The most central idea of the SIMD paradigm is given away in its name: the idea that a single instruction works on multiple items of data in parallel. This idea was not new when the first such machines were built. Mathematics had introduced uniform fixed-size groups of numbers long before under the name "vector"; the rules that govern computation with vectors are well understood and are called "Linear Algebra". The term "vectorization" applied to data parallel programming originated in those early days.

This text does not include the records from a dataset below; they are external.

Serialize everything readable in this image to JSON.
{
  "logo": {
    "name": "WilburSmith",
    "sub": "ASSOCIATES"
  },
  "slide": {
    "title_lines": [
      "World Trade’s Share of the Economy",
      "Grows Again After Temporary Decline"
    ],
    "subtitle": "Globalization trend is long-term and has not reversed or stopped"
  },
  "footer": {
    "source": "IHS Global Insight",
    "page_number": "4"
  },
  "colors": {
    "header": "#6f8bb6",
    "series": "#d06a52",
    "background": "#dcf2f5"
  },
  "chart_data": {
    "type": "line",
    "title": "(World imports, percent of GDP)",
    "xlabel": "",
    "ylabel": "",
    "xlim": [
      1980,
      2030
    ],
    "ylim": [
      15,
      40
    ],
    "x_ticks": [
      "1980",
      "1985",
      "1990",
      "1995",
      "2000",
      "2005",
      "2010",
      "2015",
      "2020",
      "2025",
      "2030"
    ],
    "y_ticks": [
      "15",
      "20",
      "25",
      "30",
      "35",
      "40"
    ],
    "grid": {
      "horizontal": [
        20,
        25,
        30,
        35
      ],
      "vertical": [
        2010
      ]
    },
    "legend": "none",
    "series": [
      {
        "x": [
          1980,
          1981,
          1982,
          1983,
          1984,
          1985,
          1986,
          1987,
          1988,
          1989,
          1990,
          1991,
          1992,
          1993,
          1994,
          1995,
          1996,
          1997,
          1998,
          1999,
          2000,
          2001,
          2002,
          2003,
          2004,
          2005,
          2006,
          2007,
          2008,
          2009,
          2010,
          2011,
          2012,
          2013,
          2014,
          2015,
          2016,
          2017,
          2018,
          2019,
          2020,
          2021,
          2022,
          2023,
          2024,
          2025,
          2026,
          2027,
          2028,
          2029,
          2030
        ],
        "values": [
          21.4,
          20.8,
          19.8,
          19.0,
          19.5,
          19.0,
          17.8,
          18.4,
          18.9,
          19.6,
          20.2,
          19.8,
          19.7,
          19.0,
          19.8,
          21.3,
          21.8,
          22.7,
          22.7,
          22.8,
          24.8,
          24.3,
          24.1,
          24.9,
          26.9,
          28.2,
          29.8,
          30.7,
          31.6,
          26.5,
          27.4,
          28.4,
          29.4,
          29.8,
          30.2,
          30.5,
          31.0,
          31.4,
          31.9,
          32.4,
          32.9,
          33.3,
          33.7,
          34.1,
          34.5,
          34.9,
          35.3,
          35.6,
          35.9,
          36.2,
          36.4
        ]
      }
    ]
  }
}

The very first SIMD program ever written was not meant to be run, and probably looked very similar to this:
C = A + B,
where A, B, and C are vectors. That means that each individual variable is really an abbreviation for a group of numbers:
A = (a0, a1, a2, a3, ..., aN),
B = (b0, b1, b2, b3, ..., bN),
C = (c0, c1, c2, c3, ..., cN).
Consequently, the single plus sign is really an abbreviation for a group of parallel additions:
c0 = a0 + b0,
c1 = a1 + b1,
c2 = a2 + b2,
...
cN = aN + bN.
So we have a single instruction, +, working on all the as, bs, and cs in parallel. This is the most basic design pattern of SIMD programming:
- there is a number of identical computations carried out in parallel,
- the individual data items are grouped to have the same meaning (illustrated by the vector A containing all as, and so on),
- the individual data items flow straight through (i.e. they do not change their position to another index),
- there are no other dependencies between the data items.
Whenever a program follows this simplest possible pattern of data parallelism, then the compiler is probably capable of vectorizing it for you automatically. For this reason, I will call this example boring, and move on to more interesting cases. I will revisit it later, when I cover some of the practical concerns of real hardware.